Nanni Moretti dans Habemus Papam.
Voici la version allongée du texte paru dans nos pages jeudi alors que le festival sera déjà commencé…
Le redoutable Nanni Moretti préside le 65e Festival de Cannes. Qui trouvera grâce à ses yeux? Audiard? Haneke? Kiarostami? « Vousn’avez encore rien vu », dirait Resnais…

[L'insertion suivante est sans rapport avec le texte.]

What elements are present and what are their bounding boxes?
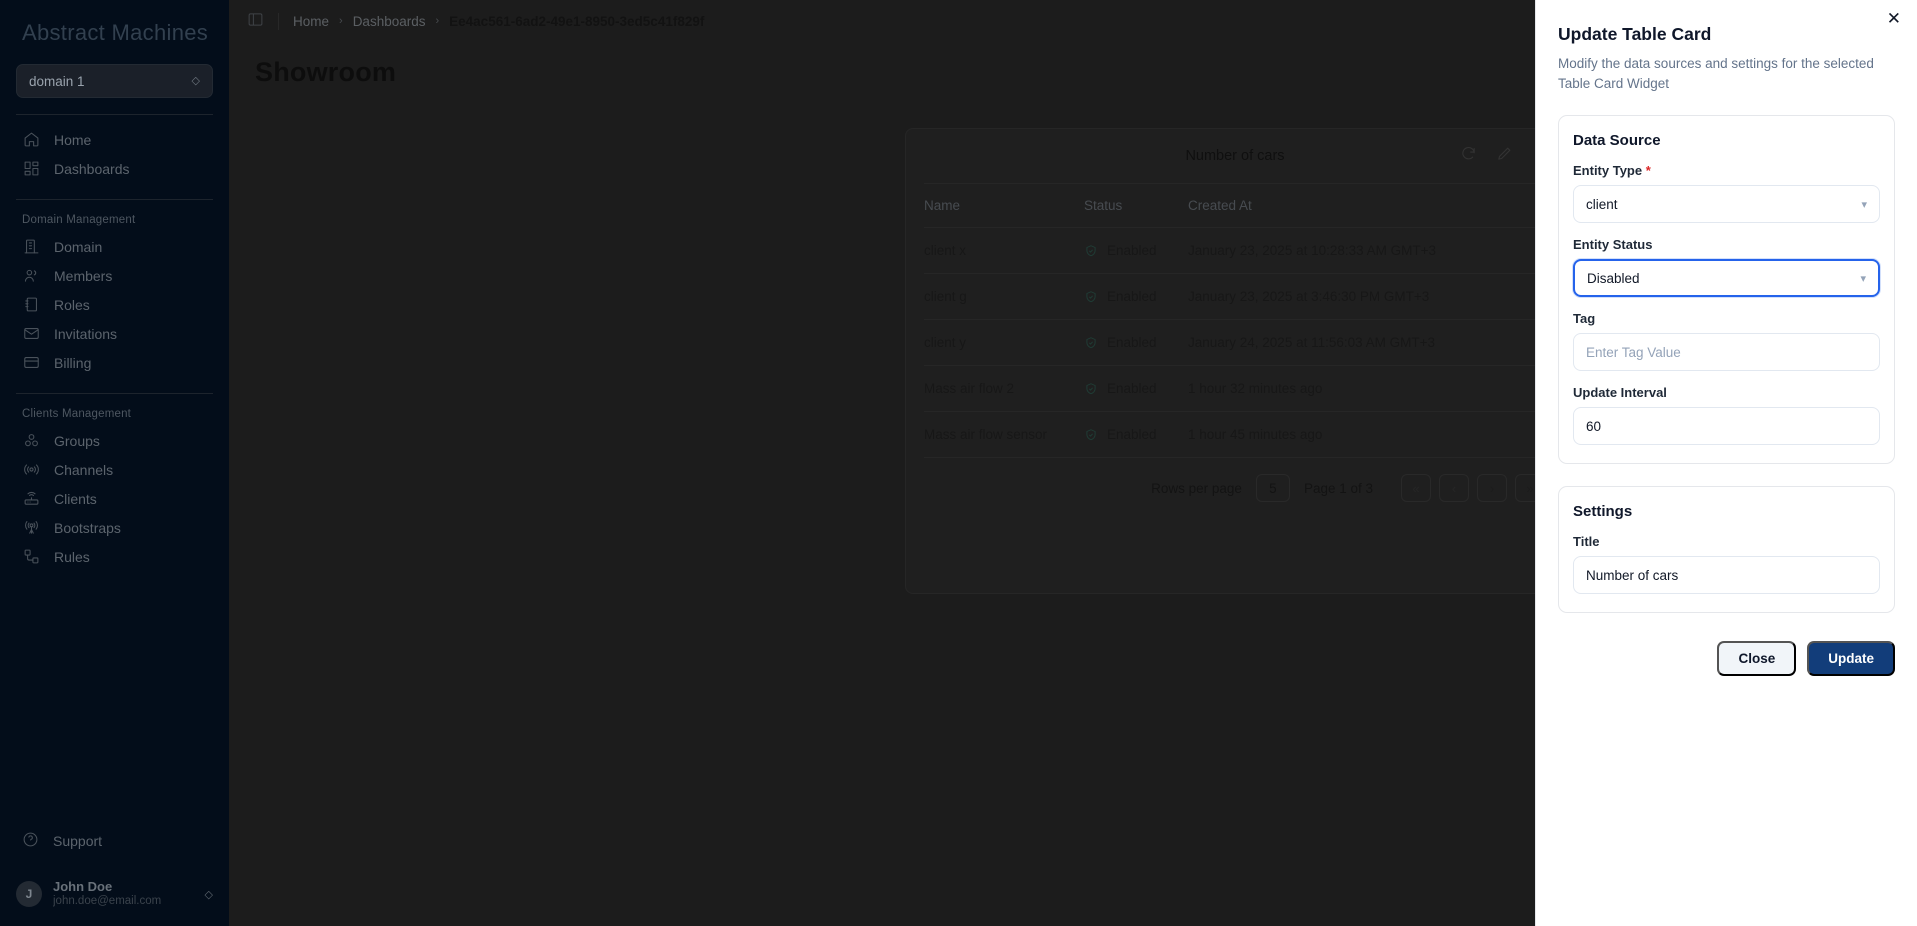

Au moment où paraîtront ces lignes, le 65e Festival de Cannes battra déjà son plein.Les histoires de scouts amoureux en fugue deMoonrise Kingdom, où Bill Murray, dont il s’agit de la sixième apparition chez le papa des Royal Tenenbaums, croise Bruce Willis (!) et Edward Norton, de Wes Andersen aura peut-être séduit les festivaliers lors de la soirée d’ouverture. Après tout, Première et Studio Ciné Live lui accordent quatre étoiles… À la conférence de presse du jury, Nanni Moretti aura sans doute mis le parterre de journalistes dans sa petite poche avec son esprit caustique. Pour mémoire, le premier long métrage du bouillant réalisateur italien s’intitulait Je suis un autarcique...

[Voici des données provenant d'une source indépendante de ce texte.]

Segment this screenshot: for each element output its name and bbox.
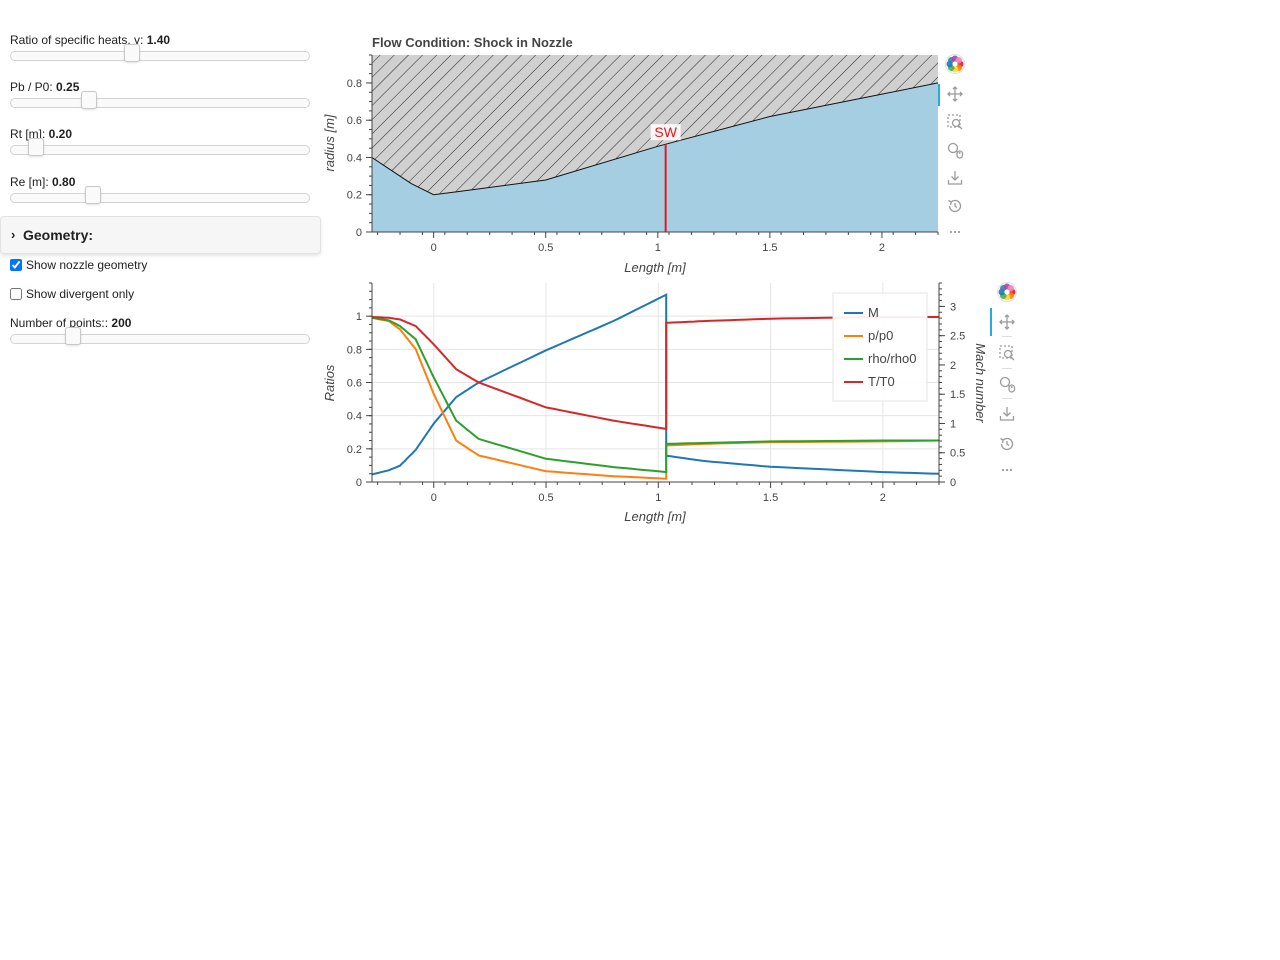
y-right-tick-label: 0.5: [950, 448, 965, 460]
active-tool-indicator: [990, 308, 992, 336]
legend-label: M: [868, 305, 879, 320]
x-tick-label: 0: [431, 492, 437, 504]
legend-label: p/p0: [868, 328, 893, 343]
y-tick-label: 1: [356, 311, 362, 323]
save-icon[interactable]: [940, 166, 970, 190]
flow-ratios-plot[interactable]: 0 0.5 1 1.5 2 0 0.2 0.4 0.6 0.8 1 0 0.5 1 1.5 2 2.5 3 Mp/…: [320, 278, 992, 528]
show-divergent-only-option[interactable]: Show divergent only: [10, 287, 134, 301]
slider-label: Re [m]:: [10, 175, 53, 189]
slider-value: 0.80: [52, 175, 76, 189]
show-nozzle-geometry-option[interactable]: Show nozzle geometry: [10, 258, 147, 272]
x-tick-label: 1.5: [762, 242, 777, 254]
slider-handle[interactable]: [123, 44, 140, 62]
gamma-slider[interactable]: Ratio of specific heats, γ: 1.40: [10, 33, 310, 62]
show-divergent-only-label: Show divergent only: [26, 287, 135, 301]
y-axis-label: radius [m]: [322, 114, 337, 171]
x-tick-label: 1: [655, 492, 661, 504]
toolbar-separator: [1002, 336, 1012, 337]
y-right-tick-label: 2.5: [950, 331, 965, 343]
x-tick-label: 0: [431, 242, 437, 254]
show-nozzle-geometry-label: Show nozzle geometry: [26, 258, 148, 272]
y-tick-label: 0.4: [347, 411, 362, 423]
toolbar-separator: [1002, 368, 1012, 369]
y-tick-label: 0.8: [347, 78, 362, 90]
y-right-tick-label: 2: [950, 360, 956, 372]
y-right-tick-label: 3: [950, 301, 956, 313]
y-tick-label: 0.8: [347, 344, 362, 356]
y-right-tick-label: 1.5: [950, 389, 965, 401]
bokeh-logo-icon: [940, 52, 970, 76]
pb-p0-slider[interactable]: Pb / P0: 0.25: [10, 80, 310, 109]
x-axis-label: Length [m]: [624, 260, 686, 275]
show-divergent-only-checkbox[interactable]: [10, 288, 22, 300]
x-axis-label: Length [m]: [624, 509, 686, 524]
slider-value: 0.20: [48, 127, 73, 141]
pan-icon[interactable]: [940, 82, 970, 106]
x-tick-label: 0.5: [538, 492, 553, 504]
nozzle-geometry-plot[interactable]: Flow Condition: Shock in Nozzle SW 0 0.5 1…: [320, 30, 940, 280]
y-axis-right-label: Mach number: [973, 343, 988, 423]
wheel-zoom-icon[interactable]: [940, 138, 970, 162]
x-tick-label: 2: [880, 492, 886, 504]
rt-slider[interactable]: Rt [m]: 0.20: [10, 127, 310, 156]
slider-track[interactable]: [10, 145, 310, 155]
geometry-accordion[interactable]: › Geometry:: [0, 216, 321, 254]
x-tick-label: 1.5: [763, 492, 778, 504]
y-right-tick-label: 1: [950, 418, 956, 430]
number-of-points-slider[interactable]: Number of points:: 200: [10, 316, 310, 345]
y-tick-label: 0.2: [347, 190, 362, 202]
slider-handle[interactable]: [81, 91, 97, 109]
save-icon[interactable]: [992, 402, 1022, 426]
slider-handle[interactable]: [85, 186, 102, 204]
pan-icon[interactable]: [992, 310, 1022, 334]
re-slider[interactable]: Re [m]: 0.80: [10, 175, 310, 204]
more-icon[interactable]: [992, 458, 1022, 482]
y-right-tick-label: 0: [950, 477, 956, 489]
slider-handle[interactable]: [28, 138, 45, 156]
reset-icon[interactable]: [940, 194, 970, 218]
box-zoom-icon[interactable]: [992, 341, 1022, 365]
slider-track[interactable]: [10, 98, 310, 108]
geometry-accordion-title: Geometry:: [23, 227, 94, 243]
slider-track[interactable]: [10, 51, 310, 61]
box-zoom-icon[interactable]: [940, 110, 970, 134]
x-tick-label: 1: [655, 242, 661, 254]
y-tick-label: 0.6: [347, 378, 362, 390]
bokeh-logo-icon: [992, 280, 1022, 304]
y-tick-label: 0.6: [347, 115, 362, 127]
y-tick-label: 0.4: [347, 152, 362, 164]
y-tick-label: 0: [356, 477, 362, 489]
wheel-zoom-icon[interactable]: [992, 372, 1022, 396]
slider-value: 0.25: [56, 80, 80, 94]
slider-track[interactable]: [10, 193, 310, 203]
toolbar-separator: [1002, 398, 1012, 399]
shock-wave-label: SW: [654, 124, 677, 140]
number-of-points-value: 200: [111, 316, 132, 330]
legend: Mp/p0 rho/rho0 T/T0: [832, 292, 928, 402]
x-tick-label: 0.5: [538, 242, 553, 254]
chevron-right-icon: ›: [11, 227, 16, 242]
slider-track[interactable]: [10, 334, 310, 344]
plot-title: Flow Condition: Shock in Nozzle: [372, 35, 573, 50]
y-tick-label: 0: [356, 227, 362, 239]
slider-label: Pb / P0:: [10, 80, 57, 94]
active-tool-indicator: [938, 84, 940, 106]
slider-value: 1.40: [146, 33, 171, 47]
number-of-points-label: Number of points::: [10, 316, 112, 330]
more-icon[interactable]: [940, 220, 970, 244]
slider-handle[interactable]: [65, 327, 82, 345]
show-nozzle-geometry-checkbox[interactable]: [10, 259, 22, 271]
y-axis-label: Ratios: [322, 364, 337, 401]
reset-icon[interactable]: [992, 432, 1022, 456]
y-tick-label: 0.2: [347, 444, 362, 456]
legend-label: rho/rho0: [868, 351, 916, 366]
legend-label: T/T0: [868, 374, 895, 389]
x-tick-label: 2: [879, 242, 885, 254]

Plus encore, l’un des films les plus attendus aura déjà eu son moment de gloire : De rouille et d’os de Jacques Audiard, lauréat du Grand prix du jury en 2009 pour Un prophète. Dans ce mélo que l’on dit puissant, l’oscarisée Marion Cotillard affronte le grand espoir du cinéma flamand, le formidable Matthias Shoenaerts, découvert dans le percutant Bullhead de Michael R. Roskam –bien qu’il ait plus d’une trentaine de films à son actif. Les deux magazines ci-haut mentionnés lui ont attribué cinq étoiles. Décidément… On attend aussi avec impatience Reality de Matteo Garrone, celui qui rafla le Grand prix en 2008 pour Gomorra, saisissante incursion dans la mafia napolitaine. Cette fois-ci, il s’intéresse à la télé-réalité à travers le destin d’un poissonnier de Naples (Anielo Arena) qui devient star du petit écran.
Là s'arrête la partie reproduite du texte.